BooBoo’s human mother, also my better half, used to bottle feed him when he was just weeks old. At over fourteen years old, BooBoo was so blessed with a large human family and also a huge cat family. Four outdoor cats would always stare at him during his ups and downs through the French doors. Three more cats inside, his calico cat momma, Cali, sister Bella (also black) and his orange brother, Cooper. BooBoo’s human mother would often jokingly say it’s like we have our very own cat zoo and could charge admission for all the goings on!

Before cancer got the best of BooBoo, one of his favorite things to do besides rub up against his brother, Cooper, was to play a game called “pinky” with his sister, Bella. Here’s how it went. BooBoo would be getting ready to get on the couch and would hear Bella meowing upstairs. At the same time she has a long, pink feather toy in her mouth.  BooBoo would get all alert and off he went! Minutes later, Bella comes downstairs with nothing in her mouth. What’s that noise now? It’s Boo, who is the one meowing while at the same bounding into the living room with his beloved toy, pinky. Moments like these are indeed the good stuff. Real. Pure. Everlasting.

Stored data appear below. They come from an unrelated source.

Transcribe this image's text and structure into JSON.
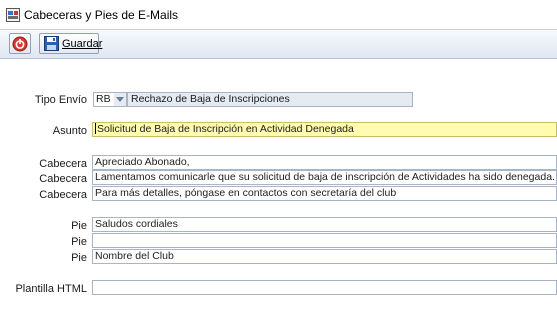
{
  "window": {
    "title": "Cabeceras y Pies de E-Mails",
    "icon": "app-window-icon"
  },
  "toolbar": {
    "exit_icon": "power-icon",
    "save_icon": "floppy-disk-icon",
    "save_label": "Guardar"
  },
  "form": {
    "tipo_envio": {
      "label": "Tipo Envío",
      "code": "RB",
      "description": "Rechazo de Baja de Inscripciones"
    },
    "asunto": {
      "label": "Asunto",
      "value": "Solicitud de Baja de Inscripción en Actividad Denegada"
    },
    "cabeceras": [
      {
        "label": "Cabecera",
        "value": "Apreciado Abonado,"
      },
      {
        "label": "Cabecera",
        "value": "Lamentamos comunicarle que su solicitud de baja de inscripción de Actividades ha sido denegada."
      },
      {
        "label": "Cabecera",
        "value": "Para más detalles, póngase en contactos con secretaría del club"
      }
    ],
    "pies": [
      {
        "label": "Pie",
        "value": "Saludos cordiales"
      },
      {
        "label": "Pie",
        "value": ""
      },
      {
        "label": "Pie",
        "value": "Nombre del Club"
      }
    ],
    "plantilla_html": {
      "label": "Plantilla HTML",
      "value": ""
    }
  },
  "colors": {
    "highlight_field": "#fffbb0",
    "toolbar_gradient_end": "#dfe7f3"
  }
}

You’re a part of your pet like they’re a part of you. You love them so hard with every fiber in your being that you easily forget you are going to hurt that much harder when they’re physically gone. A blinding love. A blinding hurt. Mark R. Levin, author of Rescuing Sprite: A Dog Lover’s Story of Joy and Anguish, has said that in losing your pet, pain is the price we pay for love. So true. Millions and millions of hours of unconditional love, of seeing them rejoice in your return; years of this and much more carries a price tag. When they pass, the bill is due and you must pay it. The only currency accepted is your heart and soul.

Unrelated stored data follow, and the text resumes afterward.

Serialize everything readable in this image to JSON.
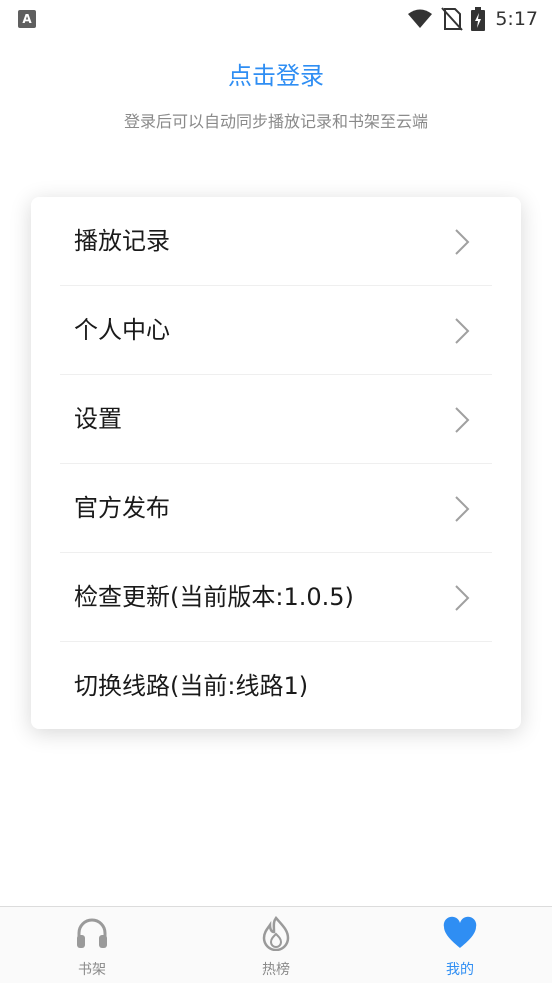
{
  "status_bar": {
    "app_icon": "A",
    "time": "5:17",
    "icons": [
      "wifi-icon",
      "no-sim-icon",
      "battery-charging-icon"
    ]
  },
  "login": {
    "title": "点击登录",
    "subtitle": "登录后可以自动同步播放记录和书架至云端"
  },
  "menu": {
    "items": [
      {
        "label": "播放记录",
        "icon": "chevron-right-icon"
      },
      {
        "label": "个人中心",
        "icon": "chevron-right-icon"
      },
      {
        "label": "设置",
        "icon": "chevron-right-icon"
      },
      {
        "label": "官方发布",
        "icon": "chevron-right-icon"
      },
      {
        "label": "检查更新(当前版本:1.0.5)",
        "icon": "chevron-right-icon"
      },
      {
        "label": "切换线路(当前:线路1)"
      }
    ]
  },
  "bottom_nav": {
    "tabs": [
      {
        "label": "书架",
        "icon": "headphones-icon",
        "active": false
      },
      {
        "label": "热榜",
        "icon": "flame-icon",
        "active": false
      },
      {
        "label": "我的",
        "icon": "heart-icon",
        "active": true
      }
    ]
  },
  "colors": {
    "accent": "#2f8ef3",
    "text_primary": "#1a1a1a",
    "text_secondary": "#8a8a8a",
    "inactive_icon": "#9a9a9a"
  }
}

It’s late, and I’m sitting on the worn, brown couch alone enjoying an adult beverage after another long day of work. The couch feels incredibly cold and empty. The political talking heads on cable television and also the updated sports scores are not making time move more quickly. But wait a minute. Suddenly, my spirits shift. Yes. I look to the left and I see sweet BooBoo climb down the tall, beige cat condo. He wants his Daddy. I want him. Smiles galore with BooBoo nudged peacefully in my lap. Cancer may have physically removed BooBoo from this cynical world, but trust me, he will forever stay purposefully in my heart and soul. And, of course, on my lap. I love you, BooBoo.

Tony Zizza Avondale

Thoughts on the paper


Thank you, West Valley View. We find the content informative and we became more aware of local events.

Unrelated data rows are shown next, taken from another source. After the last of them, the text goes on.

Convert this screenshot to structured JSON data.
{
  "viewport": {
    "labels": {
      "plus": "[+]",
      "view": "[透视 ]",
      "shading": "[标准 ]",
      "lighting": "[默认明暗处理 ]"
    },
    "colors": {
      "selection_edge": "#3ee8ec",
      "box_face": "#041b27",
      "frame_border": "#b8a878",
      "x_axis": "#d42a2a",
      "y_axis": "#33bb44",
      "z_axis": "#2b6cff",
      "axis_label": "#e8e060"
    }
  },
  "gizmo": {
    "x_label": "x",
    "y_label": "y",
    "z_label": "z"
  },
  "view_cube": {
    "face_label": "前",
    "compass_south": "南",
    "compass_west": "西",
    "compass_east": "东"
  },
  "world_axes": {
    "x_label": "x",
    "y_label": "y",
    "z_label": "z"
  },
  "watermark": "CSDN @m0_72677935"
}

We look forward to reading David Leibowitz’s column – give him our regards.

Paul Lohse Goodyear


Editor and Roy Azzarello:

I am with you, Roy Azzarello. This politically correct “blank blank” has gotten out of hand due to the ACLU. They need to back off on a lot of issues. NFL? What’s that? They are just a bunch of overpaid actors who mean nothing to me and, it seems like, to you either. Too bad more people don’t feel like that. Well, maybe they do but don’t speak up about it. Say what you mean, people, and don’t be afraid of hurting some little sissy’s feelings. So, in closing I will say Merry Christmas to all. Oh, I’m so sorry if I hurt your feelings.